The film also get a pretty decent Blu-ray release. The film's 2.35:1/1080p AVC-encoded image is suffused with the warm glow of first-love an early summer. Colors are brilliantly saturated, and detail is strong throughout. Black levels, especially when our young lovers are getting naked together, are deep and consistent. Overall, the look of the film may be its best feature, and that gets shown off to good effect here. The DTS-HD 5.1 track also captures every breathy statement of devotion and balances it perfectly with the film's swelling, swooning score. Surrounds get a bit of use during party scenes and the like, but this is generally a pretty toned-down track.
Extras start with a fairly standard making-of featurette that gives viewers a peek behind the scenes. Exclusive to the Blu-ray are an extended ending and a set of deleted/extended/alternate scenes. They're inessential, but the target demographic will appreciate them. There's also a DVD and Ultraviolet Digital Copy of the film.
The Rebuttal Witnesses
For everyone outside the target demographic, Endless Love will just seem endless. To appreciate the film, you have to believe a pair of teenagers who barely know each other somehow recognize their love is endless. You have to believe that parents are hypocrites who think they're protecting their children even though they're really jerks. You have to believe that working class people are automatically virtuous as adults, and that the upper class are automatically the bad guys. If you can get over that, Endless Love is filled with predictable, nonsensical plot points that pit David and Jade against her father repeatedly until David has proven his love.
Two things really kill Endless Love for older viewers. The first is that the film is painfully shallow. Yes, young love feels life-defining, but any film that doesn't acknowledge that it can be overwhelming in a bad way just doesn't fly in 2014. This didn't need to go all Fear and turn David into a stalker. However, to not at least acknowledge that it's bit weird for him to be crushing on her for four years without saying anything, or that she would derail her whole life over a summer's romance just seems helplessly, hopelessly naïve to anyone over 21, and likely many under 21 as well.

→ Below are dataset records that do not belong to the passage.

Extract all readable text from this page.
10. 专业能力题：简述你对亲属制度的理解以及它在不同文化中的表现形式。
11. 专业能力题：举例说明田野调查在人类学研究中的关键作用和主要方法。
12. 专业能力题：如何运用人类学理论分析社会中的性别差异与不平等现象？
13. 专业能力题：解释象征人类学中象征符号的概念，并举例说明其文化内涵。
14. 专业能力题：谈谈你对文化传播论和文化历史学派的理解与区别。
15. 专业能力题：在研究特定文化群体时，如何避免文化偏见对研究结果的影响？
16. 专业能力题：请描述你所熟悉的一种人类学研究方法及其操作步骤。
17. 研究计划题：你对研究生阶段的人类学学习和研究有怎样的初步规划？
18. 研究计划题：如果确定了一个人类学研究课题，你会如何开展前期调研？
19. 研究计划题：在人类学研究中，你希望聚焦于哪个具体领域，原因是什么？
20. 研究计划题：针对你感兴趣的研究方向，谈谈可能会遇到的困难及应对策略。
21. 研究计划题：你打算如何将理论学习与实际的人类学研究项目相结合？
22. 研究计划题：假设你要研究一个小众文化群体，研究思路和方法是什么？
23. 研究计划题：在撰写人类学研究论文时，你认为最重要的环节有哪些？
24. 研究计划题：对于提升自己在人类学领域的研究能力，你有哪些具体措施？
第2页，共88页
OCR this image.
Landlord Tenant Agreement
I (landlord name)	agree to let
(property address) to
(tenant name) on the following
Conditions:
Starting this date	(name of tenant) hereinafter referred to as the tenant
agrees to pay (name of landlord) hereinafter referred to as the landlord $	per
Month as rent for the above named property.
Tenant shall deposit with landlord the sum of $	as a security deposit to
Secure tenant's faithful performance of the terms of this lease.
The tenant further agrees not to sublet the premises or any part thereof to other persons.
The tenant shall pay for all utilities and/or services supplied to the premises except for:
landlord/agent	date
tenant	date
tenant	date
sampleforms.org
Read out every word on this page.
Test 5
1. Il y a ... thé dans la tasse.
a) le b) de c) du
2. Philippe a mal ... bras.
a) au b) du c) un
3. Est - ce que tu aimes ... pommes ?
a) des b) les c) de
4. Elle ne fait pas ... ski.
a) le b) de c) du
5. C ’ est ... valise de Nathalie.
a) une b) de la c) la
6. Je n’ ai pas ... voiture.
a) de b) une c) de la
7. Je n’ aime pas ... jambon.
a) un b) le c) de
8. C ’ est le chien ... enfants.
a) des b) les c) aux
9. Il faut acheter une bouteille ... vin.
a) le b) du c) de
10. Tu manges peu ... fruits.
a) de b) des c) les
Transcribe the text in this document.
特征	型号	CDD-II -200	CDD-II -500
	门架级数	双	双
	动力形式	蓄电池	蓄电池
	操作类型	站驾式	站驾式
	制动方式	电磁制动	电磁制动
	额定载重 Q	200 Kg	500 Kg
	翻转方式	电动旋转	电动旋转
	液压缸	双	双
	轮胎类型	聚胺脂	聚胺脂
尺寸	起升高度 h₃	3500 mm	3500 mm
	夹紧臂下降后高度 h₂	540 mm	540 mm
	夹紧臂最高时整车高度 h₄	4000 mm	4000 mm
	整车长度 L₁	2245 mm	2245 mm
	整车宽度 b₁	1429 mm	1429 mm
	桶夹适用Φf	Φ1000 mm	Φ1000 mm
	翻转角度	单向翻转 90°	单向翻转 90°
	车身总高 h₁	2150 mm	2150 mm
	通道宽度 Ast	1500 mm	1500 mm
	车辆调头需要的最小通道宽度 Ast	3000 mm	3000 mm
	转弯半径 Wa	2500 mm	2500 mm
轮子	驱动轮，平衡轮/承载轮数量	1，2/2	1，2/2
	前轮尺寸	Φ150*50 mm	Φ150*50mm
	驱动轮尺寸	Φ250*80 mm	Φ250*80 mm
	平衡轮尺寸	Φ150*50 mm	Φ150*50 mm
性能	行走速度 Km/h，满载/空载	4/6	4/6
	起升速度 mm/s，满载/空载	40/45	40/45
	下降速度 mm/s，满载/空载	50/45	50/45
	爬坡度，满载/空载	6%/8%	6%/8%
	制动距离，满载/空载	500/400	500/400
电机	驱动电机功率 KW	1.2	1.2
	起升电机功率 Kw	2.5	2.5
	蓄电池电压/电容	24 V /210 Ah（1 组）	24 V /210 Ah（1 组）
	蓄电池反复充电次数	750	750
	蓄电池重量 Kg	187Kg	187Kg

The other thing that really sinks Endless Love is the fact that pretty much every one of the actors is sleepwalking through their part. There's not a single iota of chemistry between Pettyfer and Wilde. Rumor has it that Shields turned down the role in the original because her only job would be to "look pretty," which is exactly the extent of Wilde's performance here. Pettyfer is no better. He's nice to look at too, but they don't sell the romance between them at all. Not even dancing together in the barely-lit parking lot elicits even a touch of romance from them. The rest of the cast is no better, with the adults largely letting stereotypes guide their performance, with Joely Richardson as the alcoholic society wife and Robert Patrick as the down-to-earth-mechanic. The lone exception is the surprisingly menacing Bruce Greenwood as Jade's father, but even he's wasted on a role that doesn't ask much of him.
Endless Love will no doubt appeal to 13-year-olds for the next few years as they navigate their way through adolescence. The film promises love that is enduring and beautiful, if a bit hard-won, and all with the right guy who's out there waiting. For everybody else, Endless Love is clichéd and boring. Even the excellent Blu-ray doesn't recommend the film for even a rental.
Definitely not worth fighting for. Guilty!